I fired a client yesterday. It wasn't an easy thing to do but it was necessary. I wish that I could make everything all right in these cases for my clients but this is real life, real issues, real drama, and therefore I "keep it real" with all my clients.
If you are looking for an attorney to just tell you what you want to hear, then don't call LaTonia Denise Wright, RN, BSN, JD. For some of us that's hard. I must admit when I have legal issues (yes attorneys have legal issues that arise) it hard for me to absorb the legal advice provided to me by own legal counsel. Years ago I planned to fight a fine "all the way to the Supreme Court" because I knew I was right. I called my personal attorney. She laughed at me. We are friends so she laughed at me a little more over the phone. She took me out to dinner, laughed at me some more, listened to me, and then gave me legal advice. I paid the fine.

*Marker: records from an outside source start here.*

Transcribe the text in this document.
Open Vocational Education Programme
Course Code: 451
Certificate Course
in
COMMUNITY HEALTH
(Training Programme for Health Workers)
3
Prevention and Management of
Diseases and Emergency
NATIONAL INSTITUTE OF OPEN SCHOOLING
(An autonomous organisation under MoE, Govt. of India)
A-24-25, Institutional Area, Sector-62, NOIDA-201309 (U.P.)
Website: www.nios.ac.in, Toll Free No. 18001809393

What I have found in 12 years of law practice and 8 years in nurse license defense is its even harder to absorb for some nurses who have been representing themselves over an extended period of time in a State Nursing Board matter(s). I am going to add these types of cases to my red flag list going forward because as I was driving home from Louisville (I also attended part of the Kentucky Nursing Board meeting) yesterday, I kept thinking you should have seen this one coming. Actually I only recently started representing the nurse this month so damn, I guess I did see it coming. But that's what 12 years of law practice and 8 of those years on the legal battlefield performing triage teaches you, baby!
A nurse with a long standing State Nursing Board case may say I know my case, the facts, and the issues better than some attorney who I just retained, right?
I wish we lived in a perfect world. In a perfect world, I wouldn't have a law practice representing nurses before the State Nursing Board because in a perfect world, nurses would not be reported to the State Nursing Board. In a perfect world, all nurses would also be perfect and there would not be a need for mandatory reporting to the State Nursing Board.